Leo Lewis

The Times, 19 August 2013


At the height of China's Great Terror, provincial leaders were set onerous execution targets to meet. Mao Zedong fiercely denounced those who let him down.

In the ancient city of Kaifeng, the executioners were having problems. Shooting their victims in the head turned out to be too messy, so they aimed instead for the heart. This sometimes failed to kill, which meant they needed a second bullet to silence the screams of agony. As Frank Dikötter, now well into his stride as a meticulous chronicler of China's greatest miseries, notes: "Killing demanded skills that came only with practice."

The Tragedy of Liberation is a tightly-written narrative of the twelve most pivotal years in modern Chinese history; 1945 to 1957 were a near unbearable catalogue of slaughter, ideological betrayal and violence. The book is also a dispassionate study of the way nations can pervert optimism and descend into lunacy by steady increments. Possibly too dispassionate[,] Dikötter does not over-analyse how you move from joyous crowds in Tiananmen Square to a man killing himself because his persecutors were accusing him of murdering eight people when he was a one-year-old baby.

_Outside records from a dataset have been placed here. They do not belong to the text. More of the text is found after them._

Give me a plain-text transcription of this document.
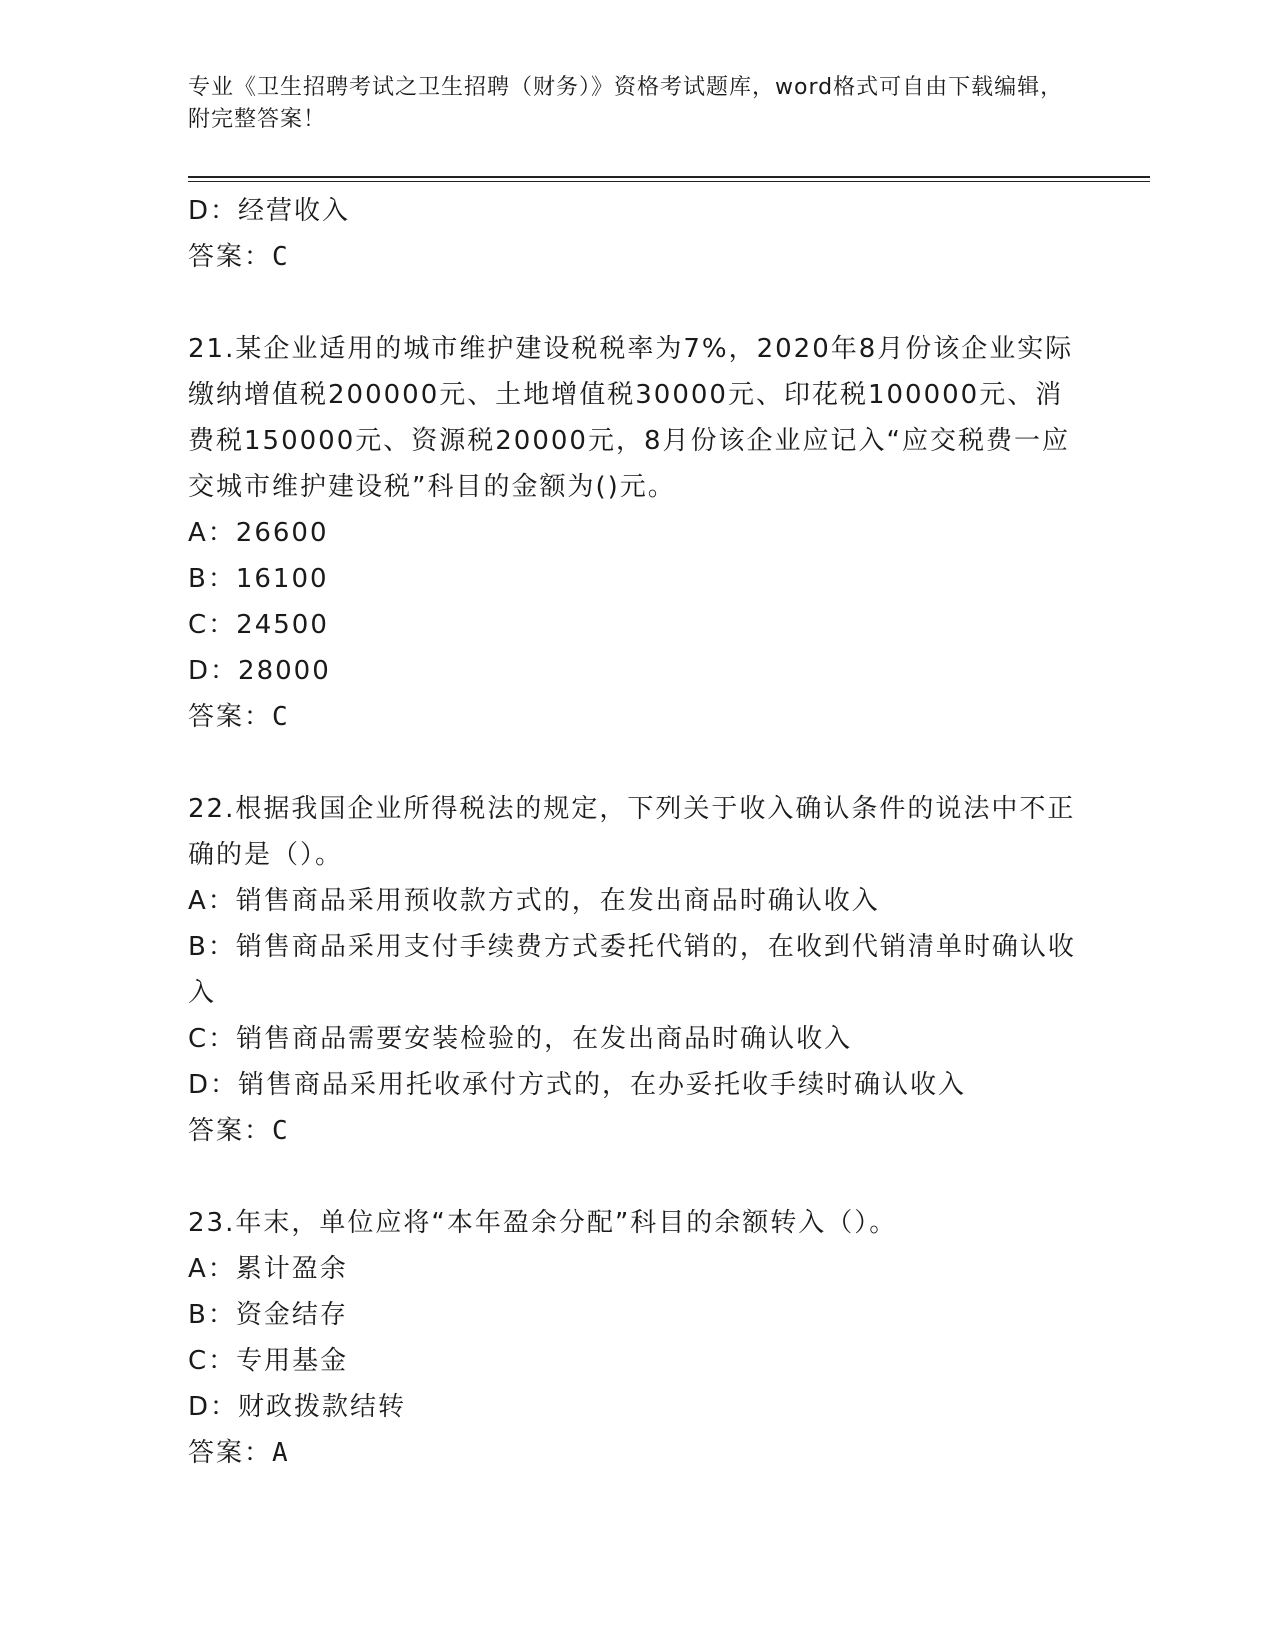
专业《卫生招聘考试之卫生招聘（财务）》资格考试题库，word格式可自由下载编辑，附完整答案！

D：经营收入

答案：C

21.某企业适用的城市维护建设税税率为7%，2020年8月份该企业实际缴纳增值税200000元、土地增值税30000元、印花税100000元、消费税150000元、资源税20000元，8月份该企业应记入“应交税费一应交城市维护建设税”科目的金额为()元。

A：26600

B：16100

C：24500

D：28000

答案：C

22.根据我国企业所得税法的规定，下列关于收入确认条件的说法中不正确的是（）。

A：销售商品采用预收款方式的，在发出商品时确认收入

B：销售商品采用支付手续费方式委托代销的，在收到代销清单时确认收入

C：销售商品需要安装检验的，在发出商品时确认收入

D：销售商品采用托收承付方式的，在办妥托收手续时确认收入

答案：C

23.年末，单位应将“本年盈余分配”科目的余额转入（）。

A：累计盈余

B：资金结存

C：专用基金

D：财政拨款结转

答案：A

We encounter men numbed from shooting unarmed villagers who continue firing. We have a county official declaring the need to shoot someone at every public meeting. We find leaders casually sending cables reporting that of 40,000 people recently executed, "one third may or may not have deserved death". That drama may now be over, but its stage directions are indelibly written into the lore of the Communist Party.